Le Japon prépare une réforme crypto majeure qui pourrait inspirer l’Europe
Le Japon s’apprête à remodeler entièrement son cadre crypto.
La Financial Services Agency (FSA) veut classer les cryptomonnaies comme de véritables produits financiers.
Ce tournant marque une rupture avec l’approche actuelle, encore fragmentée et prudente.
Pour un lecteur français, l’enjeu est simple.
Le Japon teste un modèle avancé, structuré et fiscalement attractif, alors que l’Europe s’apprête seulement à appliquer MiCA.
Comprendre cette réforme, c’est anticiper ce qui pourrait arriver chez nous.
Le Japon veut traiter la crypto comme la Bourse
La FSA prévoit de placer Bitcoin, Ether et 103 autres cryptos sous le Financial Instruments and Exchange Act.
Cette classification permettrait d’appliquer les mêmes règles que celles des actions ou des produits dérivés.
Conséquence directe : les plateformes japonaises devront publier des informations détaillées sur chaque token listé.
– Identité de l’émetteur.
– Architecture technique.
– Volatilité.
– Risques.
L’objectif est la transparence totale.
Les autorités veulent un marché où l’investisseur n’avance plus à l’aveugle.
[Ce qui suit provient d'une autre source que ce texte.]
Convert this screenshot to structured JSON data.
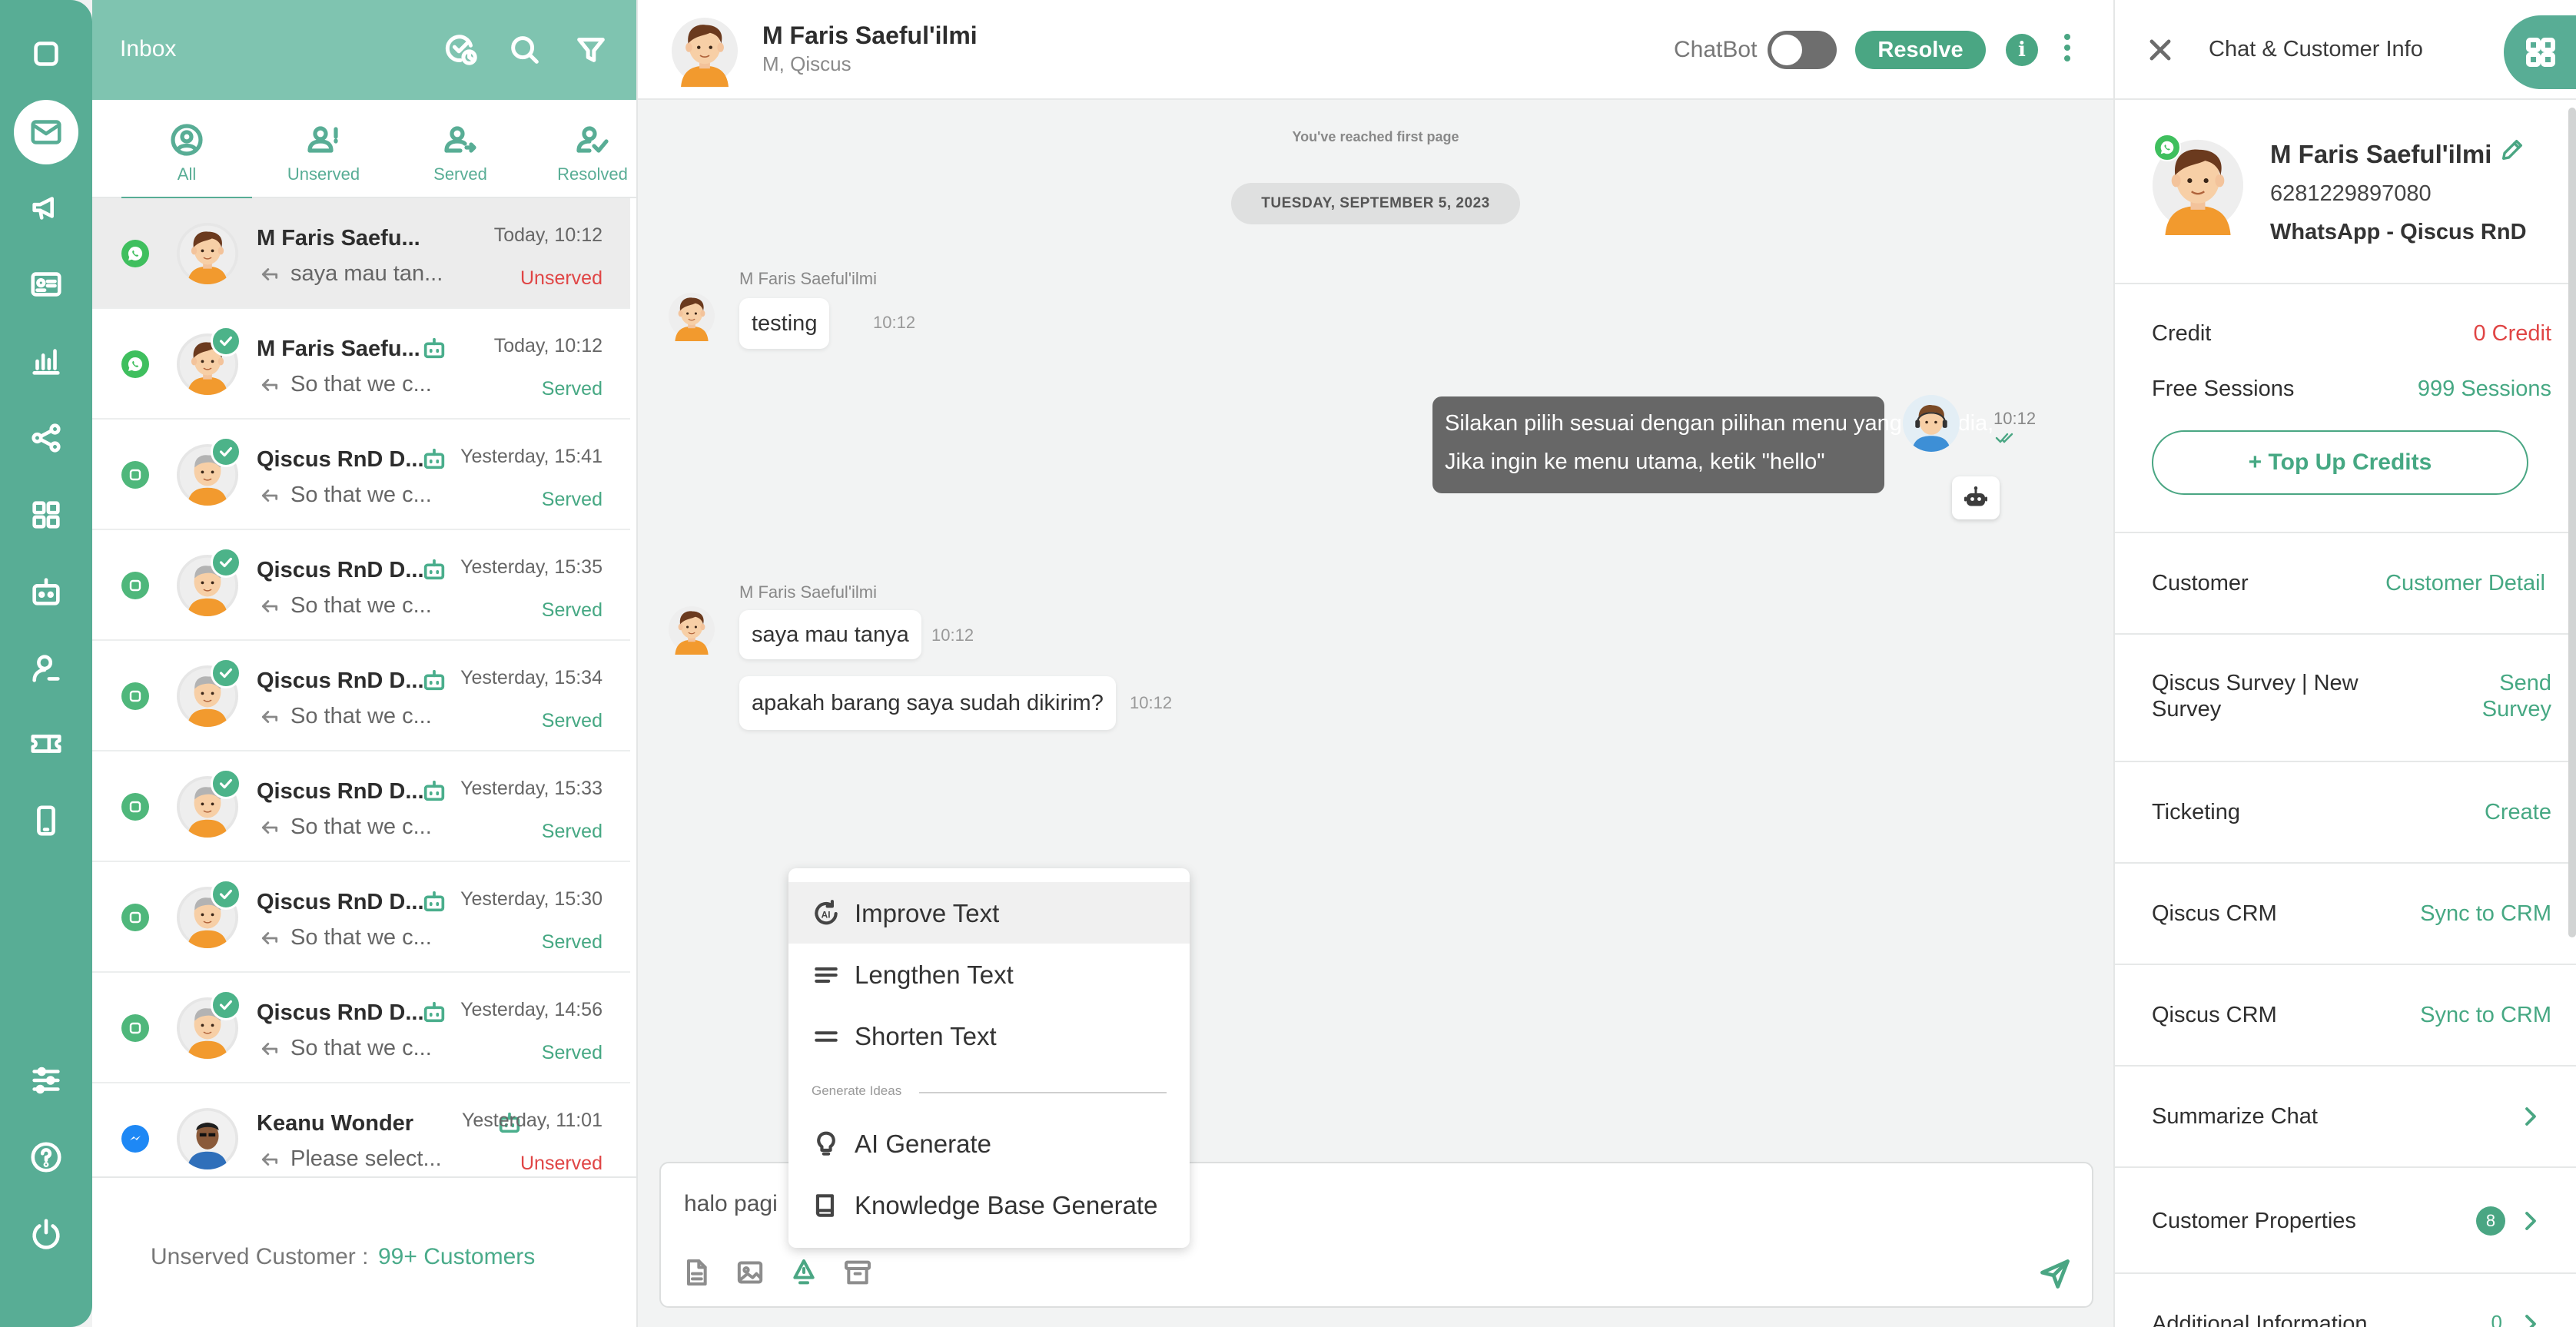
{
  "inbox": {
    "title": "Inbox",
    "tabs": [
      {
        "label": "All"
      },
      {
        "label": "Unserved"
      },
      {
        "label": "Served"
      },
      {
        "label": "Resolved"
      }
    ],
    "conversations": [
      {
        "name": "M Faris Saefu...",
        "time": "Today, 10:12",
        "preview": "saya mau tan...",
        "status": "Unserved",
        "channel": "whatsapp",
        "bot": false,
        "resolved": false
      },
      {
        "name": "M Faris Saefu...",
        "time": "Today, 10:12",
        "preview": "So that we c...",
        "status": "Served",
        "channel": "whatsapp",
        "bot": true,
        "resolved": true
      },
      {
        "name": "Qiscus RnD D...",
        "time": "Yesterday, 15:41",
        "preview": "So that we c...",
        "status": "Served",
        "channel": "qiscus",
        "bot": true,
        "resolved": true
      },
      {
        "name": "Qiscus RnD D...",
        "time": "Yesterday, 15:35",
        "preview": "So that we c...",
        "status": "Served",
        "channel": "qiscus",
        "bot": true,
        "resolved": true
      },
      {
        "name": "Qiscus RnD D...",
        "time": "Yesterday, 15:34",
        "preview": "So that we c...",
        "status": "Served",
        "channel": "qiscus",
        "bot": true,
        "resolved": true
      },
      {
        "name": "Qiscus RnD D...",
        "time": "Yesterday, 15:33",
        "preview": "So that we c...",
        "status": "Served",
        "channel": "qiscus",
        "bot": true,
        "resolved": true
      },
      {
        "name": "Qiscus RnD D...",
        "time": "Yesterday, 15:30",
        "preview": "So that we c...",
        "status": "Served",
        "channel": "qiscus",
        "bot": true,
        "resolved": true
      },
      {
        "name": "Qiscus RnD D...",
        "time": "Yesterday, 14:56",
        "preview": "So that we c...",
        "status": "Served",
        "channel": "qiscus",
        "bot": true,
        "resolved": true
      },
      {
        "name": "Keanu Wonder",
        "time": "Yesterday, 11:01",
        "preview": "Please select...",
        "status": "Unserved",
        "channel": "messenger",
        "bot": true,
        "resolved": false
      }
    ],
    "footer": {
      "label": "Unserved Customer :",
      "value": "99+ Customers"
    }
  },
  "chat": {
    "name": "M Faris Saeful'ilmi",
    "subtitle": "M, Qiscus",
    "chatbot_label": "ChatBot",
    "resolve_label": "Resolve",
    "info_glyph": "i",
    "first_page": "You've reached first page",
    "date": "TUESDAY, SEPTEMBER 5, 2023",
    "messages": {
      "m1_sender": "M Faris Saeful'ilmi",
      "m1_text": "testing",
      "m1_time": "10:12",
      "out_time": "10:12",
      "out_line1": "Silakan pilih sesuai dengan pilihan menu yang tersedia,",
      "out_line2": "Jika ingin ke menu utama, ketik \"hello\"",
      "m2_sender": "M Faris Saeful'ilmi",
      "m2_text": "saya mau tanya",
      "m2_time": "10:12",
      "m3_text": "apakah barang saya sudah dikirim?",
      "m3_time": "10:12"
    },
    "ai_menu": {
      "improve": "Improve Text",
      "lengthen": "Lengthen Text",
      "shorten": "Shorten Text",
      "section": "Generate Ideas",
      "generate": "AI Generate",
      "kb_generate": "Knowledge Base Generate"
    },
    "composer_text": "halo pagi"
  },
  "info": {
    "title": "Chat & Customer Info",
    "name": "M Faris Saeful'ilmi",
    "phone": "6281229897080",
    "channel": "WhatsApp - Qiscus RnD",
    "credit_label": "Credit",
    "credit_value": "0 Credit",
    "sessions_label": "Free Sessions",
    "sessions_value": "999 Sessions",
    "topup_label": "Top Up Credits",
    "customer_label": "Customer",
    "customer_link": "Customer Detail",
    "survey_label_1": "Qiscus Survey | New",
    "survey_label_2": "Survey",
    "survey_link_1": "Send",
    "survey_link_2": "Survey",
    "ticketing_label": "Ticketing",
    "ticketing_link": "Create",
    "crm1_label": "Qiscus CRM",
    "crm1_link": "Sync to CRM",
    "crm2_label": "Qiscus CRM",
    "crm2_link": "Sync to CRM",
    "summarize_label": "Summarize Chat",
    "properties_label": "Customer Properties",
    "properties_count": "8",
    "additional_label": "Additional Information",
    "additional_count": "0"
  },
  "colors": {
    "accent": "#58ad95",
    "served": "#46a883",
    "unserved": "#e04545",
    "header": "#7fc4b0"
  }
}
Pour la France, ce point est crucial.
MiCA impose déjà des obligations, mais pas à ce niveau de granularité.
Le Japon pousse plus loin et montre comment protéger l’investisseur tout en favorisant l’innovation.
Le pays veut mettre fin à l’insider trading sur les cryptos
Nouvelle mesure forte : l’interdiction explicite des pratiques d’insider trading.
Les informations confidentielles liées aux listings, aux delistings ou à la santé financière d’un projet ne pourront plus être utilisées pour spéculer.
Le Japon veut combler un vide juridique souvent exploité en Asie.
Cette clarification sécurise les marchés locaux et renforce la crédibilité des exchanges.
Pour les investisseurs français, cette évolution rappelle un besoin pressant : encadrer un marché où les variations sont parfois liées à des annonces privées ou à des fuites.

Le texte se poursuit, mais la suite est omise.